Nadezda Fedorova, Freie Universität Berlin
Die gegenwärtige russischsprachige Literatur Lettlands begann sich in der kulturellen Opposition der lettischen Sowjetrepublik der 80er Jahre des vorigen Jahrhunderts zu formen. Maßgeblich für die Entwicklung ihrer Ästhetik war ihre Positionierung auf der Schnittstelle zwischen der nationalen lettischen Literatur und der inoffiziellen Literatur Russlands.
Die ideelle und ästhetische Ausrichtung, die die russischsprachige Literatur Lettlands bestimmt, bildete sich Mitte der 80er Jahre in literarischen Kreisen um die kulturpolitische Zeitschrift „Rodnik“ (Quelle) heraus. Seit Ende der 90er Jahre ist ihr Zentrum das literarisch-intermediale Projekt „Orbita“.
Das Ziel meiner Dissertation ist eine umfassende historische und literaturwissenschaftliche Untersuchung dieses kulturellen Phänomens. Die Untersuchung wird in zwei Hauptteile gegliedert. Im ersten werde ich soziologische, historische und kulturelle Voraussetzungen für die Herausbildung der russischsprachigen Literatur Lettlands darstellen. Dabei werde ich mich sowohl auf schriftlichen Quellen (Periodika, historische und kulturpolitische Analysen) wie auf persönliche Interviews mit den Autoren und Akteuren der kulturellen Opposition der 80er Jahre und mit heutigen Autoren stützen.
Im zweiten Teil meiner Untersuchung werde ich eine komparatistische Analyse literarischer Schlüsseltexte unternehmen. Dazu kommt das für die lettische Literatur so wichtige Genre der Audio- und Videogedichte. Es sollen die Arbeiten russischsprachiger Autoren Lettlands aus dem Umkreis von „Rodnik“ und „Orbita“ mit einerseits zeitgenössischen, lettischsprachigen Autoren und andererseits Autoren der inoffiziellen Literatur Russlands der 80er Jahre sowie einiger heutiger russischer Autoren in dieser Tradition verglichen werden.
Als Ergebnis hoffe ich formale und inhaltliche Merkmale der russischsprachigen Literatur Lettlands sowie den Grad der Wechselwirkung dieser drei Literaturen (russischsprachige lettische, lettische und russische) aufeinander feststellen können.
Im Fokus meines Interesses liegt also besonders die Interkulturalität der russischsprachigen Literatur Lettlands.
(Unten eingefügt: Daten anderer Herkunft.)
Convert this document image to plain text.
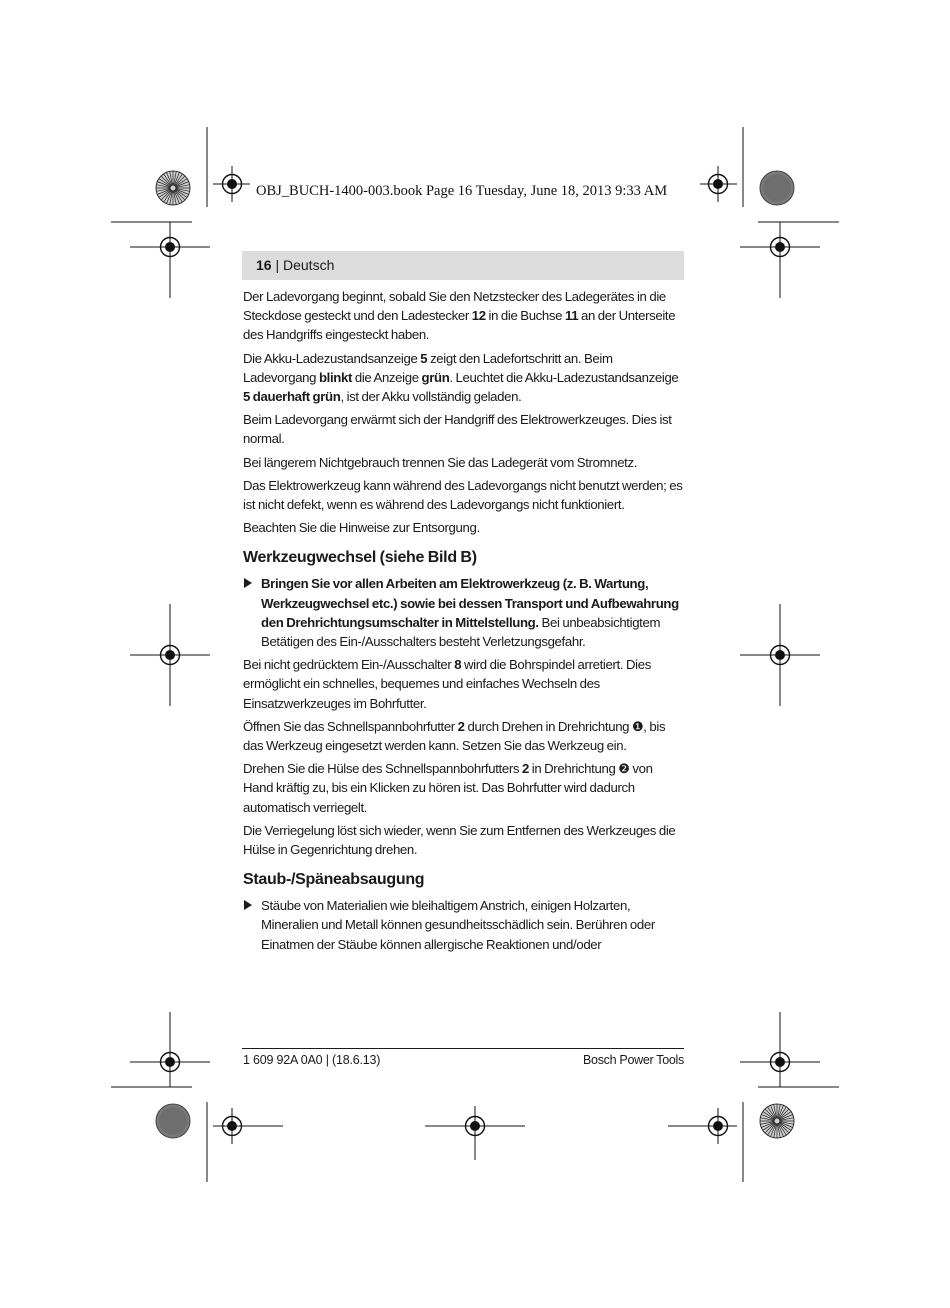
OBJ_BUCH-1400-003.book Page 16 Tuesday, June 18, 2013 9:33 AM
16 | Deutsch

Der Ladevorgang beginnt, sobald Sie den Netzstecker des Ladegerätes in die Steckdose gesteckt und den Ladestecker 12 in die Buchse 11 an der Unterseite des Handgriffs eingesteckt haben.

Die Akku-Ladezustandsanzeige 5 zeigt den Ladefortschritt an. Beim Ladevorgang blinkt die Anzeige grün. Leuchtet die Akku-Ladezustandsanzeige 5 dauerhaft grün, ist der Akku vollständig geladen.

Beim Ladevorgang erwärmt sich der Handgriff des Elektrowerkzeuges. Dies ist normal.

Bei längerem Nichtgebrauch trennen Sie das Ladegerät vom Stromnetz.

Das Elektrowerkzeug kann während des Ladevorgangs nicht benutzt werden; es ist nicht defekt, wenn es während des Ladevorgangs nicht funktioniert.

Beachten Sie die Hinweise zur Entsorgung.

Werkzeugwechsel (siehe Bild B)
Bringen Sie vor allen Arbeiten am Elektrowerkzeug (z. B. Wartung, Werkzeugwechsel etc.) sowie bei dessen Transport und Aufbewahrung den Drehrichtungsumschalter in Mittelstellung. Bei unbeabsichtigtem Betätigen des Ein-/Ausschalters besteht Verletzungsgefahr.

Bei nicht gedrücktem Ein-/Ausschalter 8 wird die Bohrspindel arretiert. Dies ermöglicht ein schnelles, bequemes und einfaches Wechseln des Einsatzwerkzeuges im Bohrfutter.

Öffnen Sie das Schnellspannbohrfutter 2 durch Drehen in Drehrichtung ❶, bis das Werkzeug eingesetzt werden kann. Setzen Sie das Werkzeug ein.

Drehen Sie die Hülse des Schnellspannbohrfutters 2 in Drehrichtung ❷ von Hand kräftig zu, bis ein Klicken zu hören ist. Das Bohrfutter wird dadurch automatisch verriegelt.

Die Verriegelung löst sich wieder, wenn Sie zum Entfernen des Werkzeuges die Hülse in Gegenrichtung drehen.

Staub-/Späneabsaugung
Stäube von Materialien wie bleihaltigem Anstrich, einigen Holzarten, Mineralien und Metall können gesundheitsschädlich sein. Berühren oder Einatmen der Stäube können allergische Reaktionen und/oder
1 609 92A 0A0 | (18.6.13)	Bosch Power Tools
Ihre konstitutive Intermedialität zwischen Schrift, Video, Musik ist ein zusätzlicher, wichtiger Aspekt. Im Laufe der Arbeit möchte ich auch die folgenden beiden Fragen beantworten: Welche Rolle spielte und spielt die russischsprachige Literatur Lettlands in der Bildung neuer ästhetischer Tendenzen im gesamten Raum der russischsprachigen Literatur? Warum griffen und greifen die russischsprachigen Autoren Lettlands überwiegend auf lyrische Formen zurück?